Just some random thoughts about popular movies for which I'm too lazy to write whole articles around. 

Into the woods

Into the woods begins with the song into the woods. It takes the actors fifteen minutes of singing into the woods before they finally get into the woods and spent the remainder of the movie into the woods whilst you are desperately waiting for them to get out of the damn woods!








The Terminator chase

The original two (three) Terminator movies where all about a superior killer robot that would stop at nothing chasing our heroes -and was, in fact, very hard to destroy. Much in the same vein as the slasher-horrors of the eighties with their Michael Myers, Jashon Voorhees and others.
So what I don't understand is why in the following sequels the moviemakers opted for less chase and more universe building and action. Blowing stuff up isn't the same as feeling stuck in a cat-and-mouse game. In the new terminator-movies they've taken away the thriller element in favor of the flashy-lights-explosions. Too bad.

Peter Pan problem

Every Peter Pan movie since the Disney animation has flopped at the box office (the 2003 version, Hook, ao). Even the live-television version this year (with the great Christopher Walken) didn’t get the best reviews. The only recent movie that was somewhat of a critical success was Finding Neverland - about the writer of Peter Pan (J. M. Barrie). So why does the entertainment industry keep trying?

BTW - Hollywood, if you wish to do something fun with the Peter Pan story, make a movie based on the book The Child Thief by Gerald Brom. But, just humor me, don't make the movie as bloody as the book is...because it really is rather messed up.

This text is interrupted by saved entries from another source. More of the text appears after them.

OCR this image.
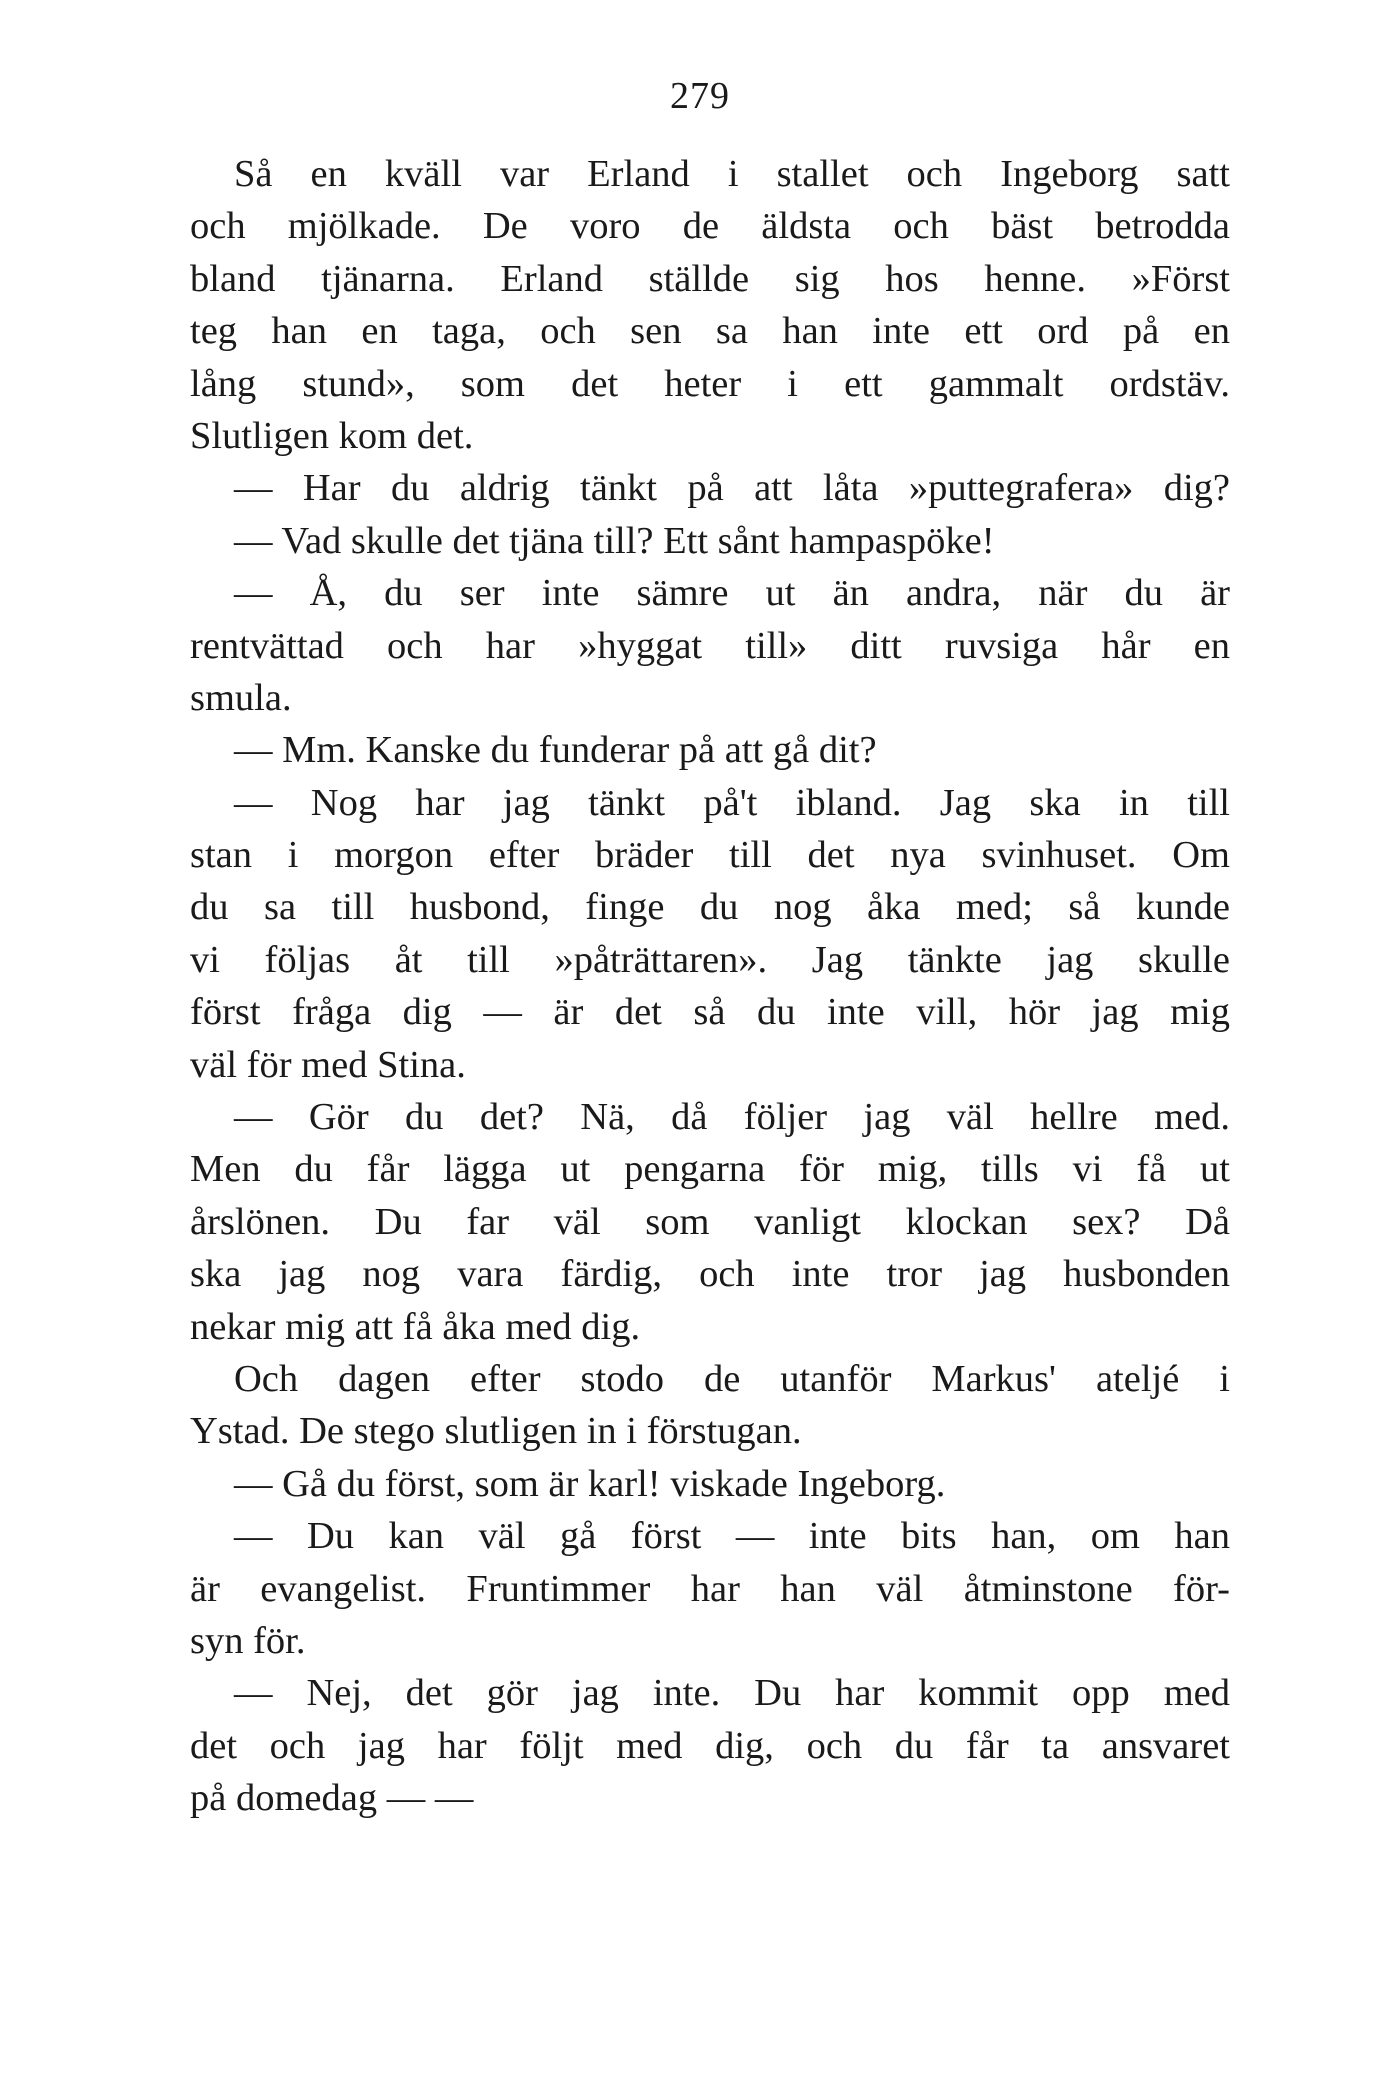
279
Så en kväll var Erland i stallet och Ingeborg satt
och mjölkade. De voro de äldsta och bäst betrodda
bland tjänarna. Erland ställde sig hos henne. »Först
teg han en taga, och sen sa han inte ett ord på en
lång stund», som det heter i ett gammalt ordstäv.
Slutligen kom det.
— Har du aldrig tänkt på att låta »puttegrafera» dig?
— Vad skulle det tjäna till? Ett sånt hampaspöke!
— Å, du ser inte sämre ut än andra, när du är
rentvättad och har »hyggat till» ditt ruvsiga hår en
smula.
— Mm. Kanske du funderar på att gå dit?
— Nog har jag tänkt på't ibland. Jag ska in till
stan i morgon efter bräder till det nya svinhuset. Om
du sa till husbond, finge du nog åka med; så kunde
vi följas åt till »påträttaren». Jag tänkte jag skulle
först fråga dig — är det så du inte vill, hör jag mig
väl för med Stina.
— Gör du det? Nä, då följer jag väl hellre med.
Men du får lägga ut pengarna för mig, tills vi få ut
årslönen. Du far väl som vanligt klockan sex? Då
ska jag nog vara färdig, och inte tror jag husbonden
nekar mig att få åka med dig.
Och dagen efter stodo de utanför Markus' ateljé i
Ystad. De stego slutligen in i förstugan.
— Gå du först, som är karl! viskade Ingeborg.
— Du kan väl gå först — inte bits han, om han
är evangelist. Fruntimmer har han väl åtminstone för-
syn för.
— Nej, det gör jag inte. Du har kommit opp med
det och jag har följt med dig, och du får ta ansvaret
på domedag — —
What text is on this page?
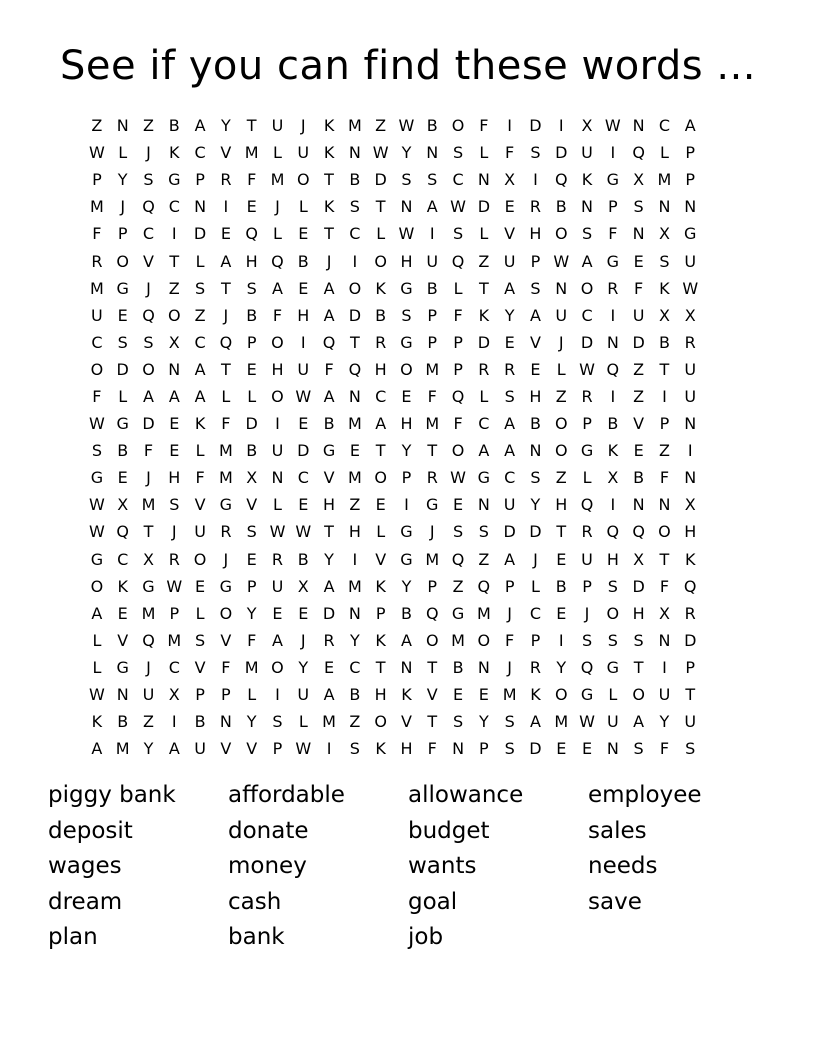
See if you can find these words ...
Z N Z B A Y	T U	J	K M Z W B O F	I	D	I	X W N C A
W L	J	K C V M L U K N W Y N S	L	F	S D U	I	Q L	P
P	Y S G P R F M O T B D S S C N X	I	Q K G X M P
M	J	Q C N	I	E	J	L	K S T N A W D E R B N P S N N
F	P C	I	D E Q L	E T C L W I	S	L V H O S	F N X G
R O V T	L A H Q B	J	I	O H U Q Z U P W A G E S U
M G	J	Z S T S A E A O K G B L	T A S N O R F K W
U E Q O Z	J	B F H A D B S P	F K Y A U C	I	U X X
C S S X C Q P O	I	Q T R G P	P D E V	J	D N D B R
O D O N A T E H U F Q H O M P R R E	L W Q Z T U
F	L A A A L	L O W A N C E	F Q L	S H Z R	I	Z	I	U
W G D E K F D	I	E B M A H M F C A B O P B V P N
S B F	E	L M B U D G E T	Y	T O A A N O G K E Z	I
G E	J	H F M X N C V M O P R W G C S Z L X B F N
W X M S V G V L	E H Z E	I	G E N U Y H Q	I	N N X
W Q T	J	U R S W W T H L G	J	S S D D T R Q Q O H
G C X R O	J	E R B Y	I	V G M Q Z A	J	E U H X T K
O K G W E G P U X A M K Y	P Z Q P	L B P S D F Q
A E M P	L O Y E E D N P B Q G M	J	C E	J	O H X R
L V Q M S V F A	J	R Y K A O M O F	P	I	S S S N D
L G	J	C V F M O Y E C T N T B N	J	R Y Q G T	I	P
W N U X P	P	L	I	U A B H K V E E M K O G L O U T
K B Z	I	B N Y S	L M Z O V T S Y S A M W U A Y U
A M Y A U V V P W I	S K H F N P S D E E N S	F	S
piggy bank	affordable	allowance	employee
deposit	donate	budget	sales
wages	money	wants	needs
dream	cash	goal	save
plan	bank	job
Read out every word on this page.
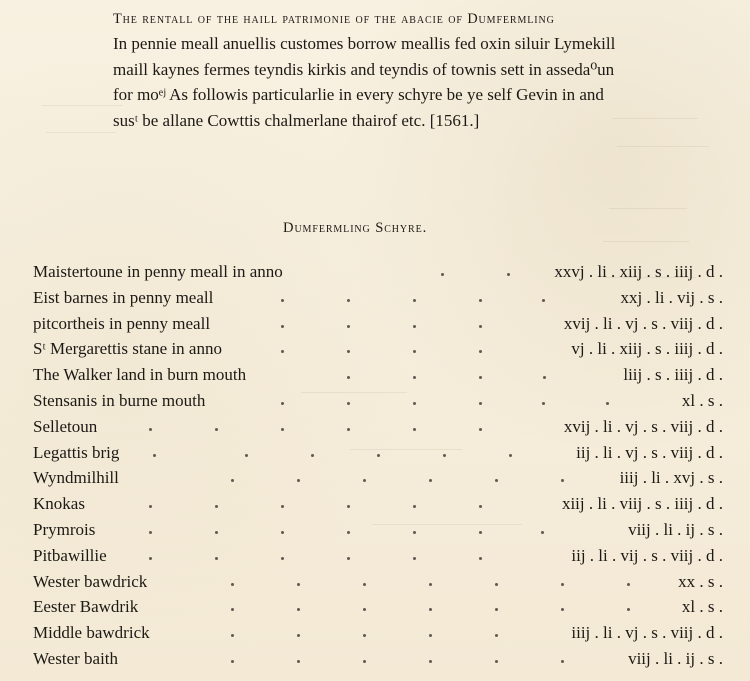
The rentall of the haill patrimonie of the abacie of Dumfermling

In pennie meall anuellis customes borrow meallis fed oxin siluir Lymekill

maill kaynes fermes teyndis kirkis and teyndis of townis sett in asseda⁰un

for moᵉʲ As followis particularlie in every schyre be ye self Gevin in and

susᵗ be allane Cowttis chalmerlane thairof etc. [1561.]

Dumfermling Schyre.
Maistertoune in penny meall in anno	xxvj . li . xiij . s . iiij . d .
Eist barnes in penny meall	xxj . li . vij . s .
pitcortheis in penny meall	xvij . li . vj . s . viij . d .
Sᵗ Mergarettis stane in anno	vj . li . xiij . s . iiij . d .
The Walker land in burn mouth	liij . s . iiij . d .
Stensanis in burne mouth	xl . s .
Selletoun	xvij . li . vj . s . viij . d .
Legattis brig	iij . li . vj . s . viij . d .
Wyndmilhill	iiij . li . xvj . s .
Knokas	xiij . li . viij . s . iiij . d .
Prymrois	viij . li . ij . s .
Pitbawillie	iij . li . vij . s . viij . d .
Wester bawdrick	xx . s .
Eester Bawdrik	xl . s .
Middle bawdrick	iiij . li . vj . s . viij . d .
Wester baith	viij . li . ij . s .
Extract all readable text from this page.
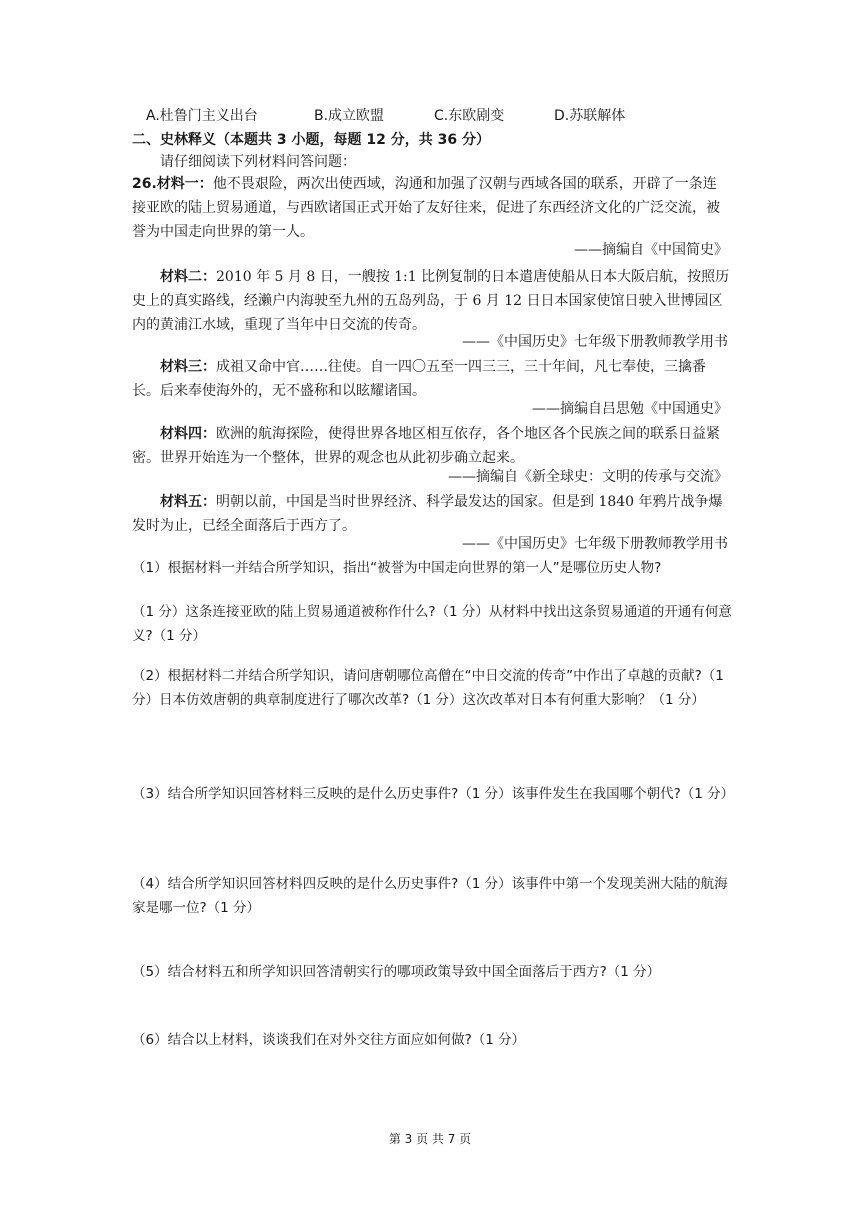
A.杜鲁门主义出台	B.成立欧盟	C.东欧剧变	D.苏联解体
二、史林释义（本题共 3 小题，每题 12 分，共 36 分）
请仔细阅读下列材料问答问题：
26.材料一：他不畏艰险，两次出使西域，沟通和加强了汉朝与西域各国的联系，开辟了一条连接亚欧的陆上贸易通道，与西欧诸国正式开始了友好往来，促进了东西经济文化的广泛交流，被誉为中国走向世界的第一人。
——摘编自《中国简史》
材料二：2010 年 5 月 8 日，一艘按 1:1 比例复制的日本遣唐使船从日本大阪启航，按照历史上的真实路线，经濑户内海驶至九州的五岛列岛，于 6 月 12 日日本国家使馆日驶入世博园区内的黄浦江水域，重现了当年中日交流的传奇。
——《中国历史》七年级下册教师教学用书
材料三：成祖又命中官……往使。自一四〇五至一四三三，三十年间，凡七奉使，三擒番长。后来奉使海外的，无不盛称和以眩耀诸国。
——摘编自吕思勉《中国通史》
材料四：欧洲的航海探险，使得世界各地区相互依存，各个地区各个民族之间的联系日益紧密。世界开始连为一个整体，世界的观念也从此初步确立起来。
——摘编自《新全球史：文明的传承与交流》
材料五：明朝以前，中国是当时世界经济、科学最发达的国家。但是到 1840 年鸦片战争爆发时为止，已经全面落后于西方了。
——《中国历史》七年级下册教师教学用书
（1）根据材料一并结合所学知识，指出“被誉为中国走向世界的第一人”是哪位历史人物?
（1 分）这条连接亚欧的陆上贸易通道被称作什么?（1 分）从材料中找出这条贸易通道的开通有何意义?（1 分）
（2）根据材料二并结合所学知识，请问唐朝哪位高僧在“中日交流的传奇”中作出了卓越的贡献?（1 分）日本仿效唐朝的典章制度进行了哪次改革?（1 分）这次改革对日本有何重大影响？（1 分）
（3）结合所学知识回答材料三反映的是什么历史事件?（1 分）该事件发生在我国哪个朝代?（1 分）
（4）结合所学知识回答材料四反映的是什么历史事件?（1 分）该事件中第一个发现美洲大陆的航海家是哪一位?（1 分）
（5）结合材料五和所学知识回答清朝实行的哪项政策导致中国全面落后于西方?（1 分）
（6）结合以上材料，谈谈我们在对外交往方面应如何做?（1 分）
第 3 页 共 7 页
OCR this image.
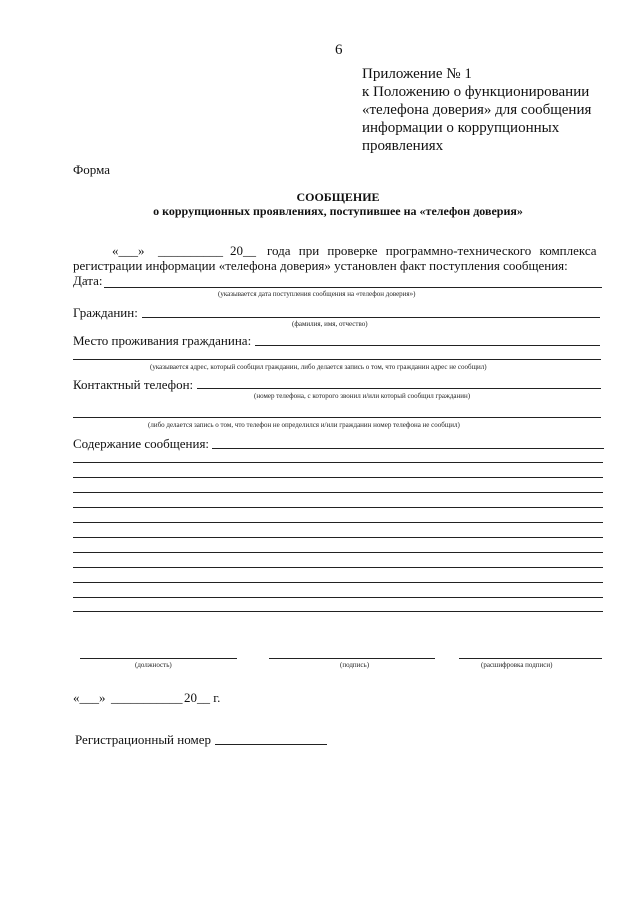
6
Приложение № 1
к Положению о функционировании
«телефона доверия» для сообщения
информации о коррупционных
проявлениях
Форма
СООБЩЕНИЕ
о коррупционных проявлениях, поступившее на «телефон доверия»
«___» __________ 20__ года при проверке программно-технического комплекса
регистрации информации «телефона доверия» установлен факт поступления сообщения:
Дата:
(указывается дата поступления сообщения на «телефон доверия»)
Гражданин:
(фамилия, имя, отчество)
Место проживания гражданина:
(указывается адрес, который сообщил гражданин, либо делается запись о том, что гражданин адрес не сообщил)
Контактный телефон:
(номер телефона, с которого звонил и/или который сообщил гражданин)
(либо делается запись о том, что телефон не определился и/или гражданин номер телефона не сообщил)
Содержание сообщения:
(должность)	(подпись)	(расшифровка подписи)
«___» ___________ 20__ г.
Регистрационный номер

I do like the motivation the writer gave for this bloody version of the Pan-saga. He explains that the original unedited version of the Pan story by J. M. Barrie was far more cruel than we remember it nowadays.




Things I don't want to hear in behind-the-scenes interviews anymore! 

I know movies have to be promoted. And yes you wish to win over your audience. But sometimes it would be nice if the following few standardized sentences didn't happen in those behind-the-scenes interviews anymore:

"This has never been done before."
"The most exciting time of my life."
*(girl) actress has a giggly fit.*
"He was the best director I ever worked with."
"He/she was great/awesome/wonderful/sweet."
"The most special effects ever put on film before."
"We had to do it for real!" 

Sometimes I long for something like the Marnie-trailer in which Hitchcock basically takes the p*ss out of his own movie.